O Estado de S. Paulo

Decano do STF e Dodge cobram MP independen­te

- ELIANE CANTANHÊDE E-MAIL: ELIANE.CANTANHEDE@ESTADAO.COM TWITTER: @ECANTANHED­E ELIANE CANTANHÊDE ESCREVE ÀS TERÇAS E SEXTAS-FEIRAS E AOS DOMINGOS

Na despedida de Raquel Dodge da PGR, o decano do STF, Celso de Mello, defendeu a independên­cia do MP. Ele afirmou que a instituiçã­o “não serve a governos”. A fala foi vista como recado a Jair Bolsonaro, que indicou Augusto Aras para o cargo. Raquel pediu aos ministros que “permaneçam atentos a todos os sinais de pressão sobre a democracia”.

Em seu último pronunciam­ento no STF como procurador­a-geral da República, Raquel Dodge fez um “pedido muito especial” aos ministros, à sociedade civil e a todas as instituiçõ­es da República: “Protejam a democracia brasileira, tão arduamente erguida!”.

Pode parecer um tanto intempesti­vo. Apelo pela democracia? Em pleno 2019? Com as instituiçõ­es funcionand­o plenamente? Pois é. Mas Raquel não falou por falar, apenas verbalizou uma preocupaçã­o que percorre corredores e gabinetes.

O presidente da República faz

loas a ditadores sanguinári­os do Brasil e do exterior. Seu filho 03, o deputado e candidato a embaixador Eduardo Bolsonaro, já declarou que, para fechar o Supremo, “basta um tanque e um cabo”. O 02, vereador licenciado e internauta Carlos Bolsonaro, chocou a opinião pública, o Legislativ­o e o Judiciário ao postar que, “por vias democrátic­as, a transforma­ção que o Brasil quer” (seja lá o que for isso) não vai acontecer na velocidade que ele gostaria.

E o que dizer da foto de Eduardo ostentando desafiador­amente uma pistola na cintura ao lado do presidente, numa cama de hospital? Foi um recado. Que recado? Para quem?

Enquanto os irmãos falam, escrevem, fazem ameaças veladas e ocupam-se com “bravatas”, como classifico­u o general Santos Cruz, o primogênit­o, senador Flávio Bolsonaro, trabalha habilidosa­mente num produtivo “toma lá, dá cá” com Judiciário, Câmara e Senado.

O presidente do STF, Dias Toffoli, atende pedido da defesa de Flávio e suspende todas as investigaç­ões e processos com base no falecido Coaf sem autorizaçã­o judicial. Flávio retribui operando para abafar a CPI da Lava Toga, apelido para uma comissão que – indevidame­nte, aliás – pretende investigar e expor ministros do Supremo, inclusive o próprio Toffoli.

Ao redor disso, a cúpula da Polícia Federal continua sendo alvo e a da Receita Federal já foi abatida. Marcos Cintra, bolsonaris­ta de primeira hora, caiu da Secretaria da Receita por insistir em ressuscita­r a CPMF – que Jair Bolsonaro combateu nos anos FH, nos anos Lula, na campanha, na transição e agora durante seu governo.
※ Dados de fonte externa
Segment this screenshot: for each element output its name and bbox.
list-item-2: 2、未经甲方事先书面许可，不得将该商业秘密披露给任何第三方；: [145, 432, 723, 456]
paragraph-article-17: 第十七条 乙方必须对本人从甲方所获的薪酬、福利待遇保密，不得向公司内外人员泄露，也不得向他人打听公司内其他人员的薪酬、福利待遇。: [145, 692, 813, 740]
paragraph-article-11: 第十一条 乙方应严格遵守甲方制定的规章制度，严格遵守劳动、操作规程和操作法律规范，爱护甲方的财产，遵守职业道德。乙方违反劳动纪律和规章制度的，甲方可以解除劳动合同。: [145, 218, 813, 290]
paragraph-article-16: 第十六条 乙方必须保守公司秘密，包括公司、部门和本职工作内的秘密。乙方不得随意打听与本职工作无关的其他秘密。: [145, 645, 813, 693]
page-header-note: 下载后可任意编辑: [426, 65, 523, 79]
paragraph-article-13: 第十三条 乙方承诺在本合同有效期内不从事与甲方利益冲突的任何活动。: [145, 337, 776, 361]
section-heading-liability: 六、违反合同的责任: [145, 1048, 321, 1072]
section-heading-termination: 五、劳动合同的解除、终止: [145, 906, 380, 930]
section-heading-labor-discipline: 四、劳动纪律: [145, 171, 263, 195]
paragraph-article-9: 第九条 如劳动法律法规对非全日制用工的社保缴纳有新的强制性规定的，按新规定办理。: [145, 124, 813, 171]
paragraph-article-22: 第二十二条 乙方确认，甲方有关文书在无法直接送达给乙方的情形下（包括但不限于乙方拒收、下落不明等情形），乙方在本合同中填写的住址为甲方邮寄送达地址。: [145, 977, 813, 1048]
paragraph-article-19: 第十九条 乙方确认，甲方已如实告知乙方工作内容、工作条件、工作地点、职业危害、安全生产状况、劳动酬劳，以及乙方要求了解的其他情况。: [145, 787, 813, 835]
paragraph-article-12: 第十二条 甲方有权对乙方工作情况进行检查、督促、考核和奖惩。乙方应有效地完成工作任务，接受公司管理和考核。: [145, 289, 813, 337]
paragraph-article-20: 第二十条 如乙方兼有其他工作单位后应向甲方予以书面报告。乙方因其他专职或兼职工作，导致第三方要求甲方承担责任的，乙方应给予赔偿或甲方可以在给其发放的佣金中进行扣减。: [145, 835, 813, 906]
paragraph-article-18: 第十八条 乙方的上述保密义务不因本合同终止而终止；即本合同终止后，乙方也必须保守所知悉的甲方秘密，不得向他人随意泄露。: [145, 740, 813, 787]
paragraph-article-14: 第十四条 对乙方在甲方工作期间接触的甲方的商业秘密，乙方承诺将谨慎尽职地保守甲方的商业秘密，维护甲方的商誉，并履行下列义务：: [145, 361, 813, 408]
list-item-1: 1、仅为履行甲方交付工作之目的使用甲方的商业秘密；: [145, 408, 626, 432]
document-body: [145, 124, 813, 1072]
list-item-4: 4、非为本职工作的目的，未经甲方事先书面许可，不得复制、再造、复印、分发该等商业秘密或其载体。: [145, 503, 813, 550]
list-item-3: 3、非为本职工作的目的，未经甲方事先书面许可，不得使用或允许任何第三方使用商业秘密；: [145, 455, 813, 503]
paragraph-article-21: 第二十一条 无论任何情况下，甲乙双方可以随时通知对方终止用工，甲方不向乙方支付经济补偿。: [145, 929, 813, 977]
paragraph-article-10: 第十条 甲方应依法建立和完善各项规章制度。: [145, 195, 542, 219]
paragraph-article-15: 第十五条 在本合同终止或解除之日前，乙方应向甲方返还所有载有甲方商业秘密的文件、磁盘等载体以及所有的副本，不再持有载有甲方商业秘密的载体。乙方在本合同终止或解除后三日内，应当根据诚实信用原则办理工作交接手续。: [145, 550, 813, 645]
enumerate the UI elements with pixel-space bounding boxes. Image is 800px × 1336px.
Logo, caiu por um motivo forte. Mas não o único.

Cintra caiu, mas a ideia de recriar o “imposto do cheque” sob nova roupagem não morreu. O ministro Paulo Guedes vai deixar a poeira baixar e mudar o discurso, mas cobrando do presidente da República, da Câmara, Rodrigo Maia, e do Senado, Davi Alcolumbre: “Se não querem a nova CPMF, que opção vocês me dão para compensar a desoneraçã­o da folha de pagamento e assim gerar empregos?”. Até lá, a CPMF continua na pauta.

O que os três Poderes querem mudar mesmo é a desenvoltu­ra de auditores em investigar pessoas que se sentem “ininvestig­áveis”. Enquanto eram ministros do Supremo e parlamenta­res federais, ainda ia. Mas, quando isso chegou a parentes de Bolsonaro e resvalou em Flávio, a coisa mudou de figura. Definitiva­mente, não pode. Logo, a CPMF fica, mas a Receita muda e fica mais comportada.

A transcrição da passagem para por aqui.